With success bound to efficient processing and action, the user is pressured to strengthen and hasten patterns of analysis and tactical approach strategies. In Minesweeper, half the battle is to eliminate the time spent in between solving and finding what to solve. While a complex algorithm can be factored to solve a problem, it may be better to solve simpler tasks that could potentially demystify a tricky problem. This teaches the player how to navigate the abstract system efficiently, a skill reflects succeeding in the work place.
The machinic acts of Minesweeper make it a game that is dependent on the algorithmic nature of the video game. From randomly generation to rule enforcement, the game relies on the computer to create and enforce the constructs that make the game. The rate at which this is done is also vital to the games success. Beating an expert game in 240 seconds is an accomplishment, but the computer creates the structure virtually instantly. The relationship between machine and user in minesweeper allows the user to see into this relationship. Like an astronomer viewing stars, the player decodes the field.
During a good game, the mind should be constantly engaged, and strive to turn scanning into instant understanding in a way where action happens simultaneously. In this optimized state, the player becomes very machine like. Whether or not the player is optimized, their input can be reduced to a function representing the limits of processing ability that parallels their perspective on the game.
One conflict in the game that has very little to do with the diegetic components of play is discerning the visual field. Clusters of multicolored numbers and flags can make it difficult to distinguish what’s sitting on the board. The best way to combat this is to play with momentum. Like listening to music, one has to know what came before to understand what comes next. Without this melody of focus, the player is forced to waste valuable time revisiting past moves. In fact, the ability to understand action in a stream of time is crucial to success in the game. The more the player can obtain and process at once, the more success they will find.
What is the perfect game of minesweeper? A simple answer seems to point toward the fastest game humanly possible. But since board generation is random, there really is no way to standardize competition to measure an objectified level of human perfection. After all, it’s a game and not a test. Admittedly, that process gets confused because of the requirements to reach the objective. So the perfect game may be closer to the most fun game, which involves meeting the objectives in a more stimulating way than a particular player was able to accomplish before. On a larger scale, perhaps this question intends to ask what is the hallmark trait of the user in algorithmic?

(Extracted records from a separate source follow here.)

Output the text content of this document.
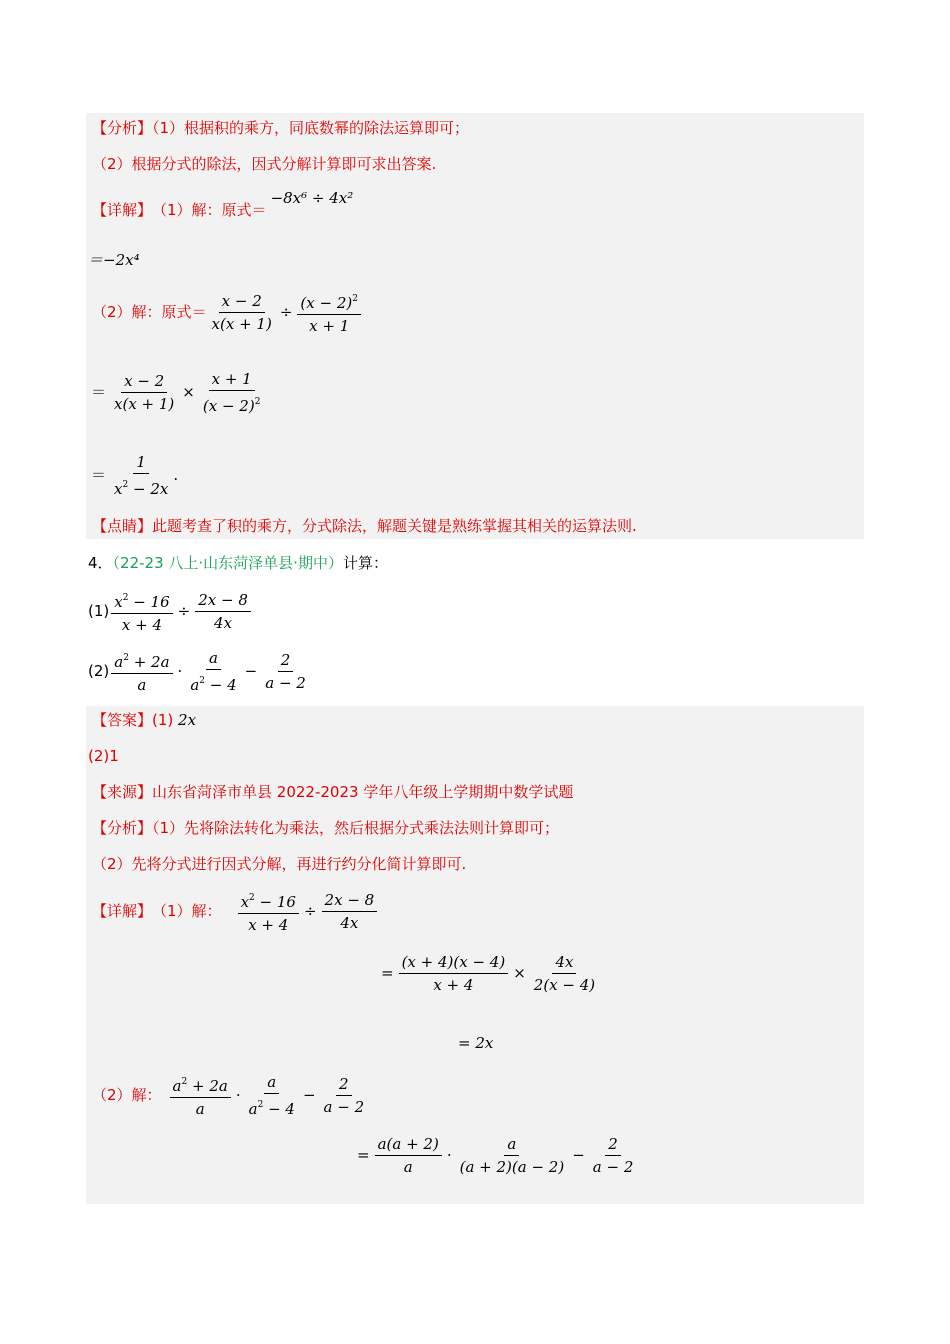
【分析】（1）根据积的乘方，同底数幂的除法运算即可；
（2）根据分式的除法，因式分解计算即可求出答案.
【详解】 （1）解：原式＝
−8x⁶ ÷ 4x²
＝−2x⁴
（2）解：原式＝ $\frac{x - 2}{x(x + 1)} \div \frac{(x - 2)^2}{x + 1}$
＝ $\frac{x - 2}{x(x + 1)} \times \frac{x + 1}{(x - 2)^2}$
＝
1
$x^2 - 2x$
.
【点睛】此题考查了积的乘方，分式除法，解题关键是熟练掌握其相关的运算法则.
4．（22-23 八上·山东菏泽单县·期中）计算：
$(1) \frac{x^2 - 16}{x + 4} \div \frac{2x - 8}{4x}$
(2)
$a^2 + 2a$
a
·
a
$a^2 - 4$
− $\frac{2}{a - 2}$
【答案】(1) 2x
(2)1
【来源】山东省菏泽市单县 2022-2023 学年八年级上学期期中数学试题
【分析】（1）先将除法转化为乘法，然后根据分式乘法法则计算即可；
（2）先将分式进行因式分解，再进行约分化简计算即可.
【详解】 （1）解： $\frac{x^2 - 16}{x + 4} \div \frac{2x - 8}{4x}$
= $\frac{(x + 4)(x - 4)}{x + 4} \times \frac{4x}{2(x - 4)}$
= 2x
（2）解：
$a^2 + 2a$
a
·
a
$a^2 - 4$
− $\frac{2}{a - 2}$
= $\frac{a(a + 2)}{a}$ ·
a
(a + 2)(a − 2)
− $\frac{2}{a - 2}$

There is a strong argument that feeling pleasurable is the perfect state of the Minesweeper player. In terms of enjoyment, the game offers two main rewards. Of course, pleasure can be had from high scores. This points towards the end result of the game. Then there is the gratification from successful selection, which is more concerned with the process. In this way pleasure becomes tied to efficiency. Minesweeper takes processing and makes it engaging and fun. If you need a quick break from real work, Minesweeper is a great get away that could come in handy when you decide to get back to work.